Service scope: freight forwarder vs customs
Freight forwarder vs customs broker: what's the difference and who does what?
The freight forwarder organizes and manages the movement of your goods (booking freight, coordinating modes, tracking). The customs broker files customs declarations on your behalf. These are two distinct jobs, but many freight forwarders - including OVRSEA - bring the two together: you then have a single point of contact for both transport and customs clearance, which simplifies coordination and reduces the risk of error.
When the time comes to import, two terms keep coming up and are often confused: freight forwarder and customs broker. These are two different jobs, sometimes performed by the same company. Knowing who does what keeps you from assuming an item is covered when it is not - and therefore from discovering unexpected fees or delays.
The freight forwarder: organizing and managing transport
The freight forwarder is the conductor of the movement. It books capacity with the carriers, selects and combines the modes (ocean FCL or LCL, air, road, rail), issues or collects the transport documents (bill of lading, air waybill), coordinates partners at origin and destination, and ensures tracking through to delivery. Its job is logistics: getting the goods to the right place, at the right time, at the best cost/transit-time balance.
The customs broker: regulatory compliance
The customs broker steps in on the regulatory side. It prepares and files the import or export declarations, applies the correct classification (HS code), calculates customs duties and VAT, and takes legal responsibility for the compliance of the declaration. It is a job of legal and tax precision, distinct from pure logistics.
Do you need both? The real issue is coordination
You need both functions, but not necessarily two providers. Many freight forwarders integrate customs clearance and wear both hats. The benefit is concrete:
- A single point of contact who knows both where the vessel stands and where the customs file stands.
- No communication breakdown between a carrier and a broker who do not talk to each other.
- Less demurrage and detention: customs clearance is prepared before arrival, so the container does not sit blocked at the port.
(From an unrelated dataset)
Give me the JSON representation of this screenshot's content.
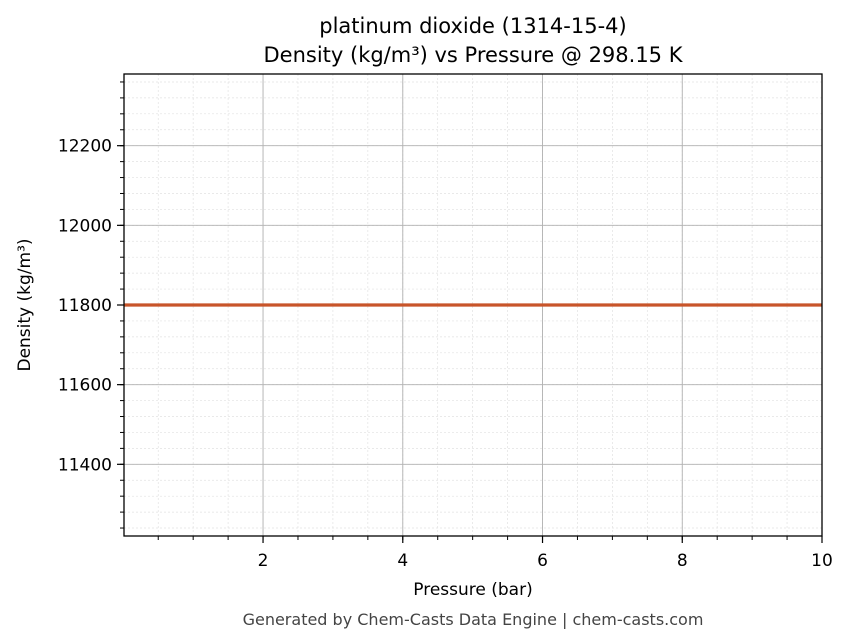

The question to ask in the quote
Before signing, ask the question plainly: “Is customs clearance included, and who carries it out?” A quote that shows only transport may hide a customs item to organize elsewhere. At OVRSEA, transport and customs are managed within the same file, with a single point of contact - enough to avoid the blind spots between two providers.
FAQ
What is the difference between a freight forwarder and a customs broker?
The freight forwarder organizes the transport: it books freight, selects and coordinates the modes (ocean, air, road, rail), manages the transport documents, and tracks the movement. The customs broker handles the regulatory side: it prepares and files the import or export declarations, calculates duties and taxes, and takes legal responsibility for customs compliance. Two complementary jobs.
Does a freight forwarder handle customs clearance?
Not systematically. Some forwarders limit themselves to transport and refer you to a separate customs broker. Others, like OVRSEA, integrate customs clearance and offer a complete end-to-end service. Always check, in the quote, whether customs clearance is included or charged separately.
Do I need a separate freight forwarder and customs broker, or just one?
Not necessarily. A single company can wear both hats. Entrusting transport and customs to the same provider avoids communication breakdowns between two parties, speeds up clearance on arrival, and reduces the risk of demurrage caused by a late customs file.
Can one company handle freight and customs together?
Yes. It is even a significant operational advantage: a single file, a contact who knows both the transport and the customs status, and natural coordination between the vessel's arrival and the declaration. This is the model offered by OVRSEA.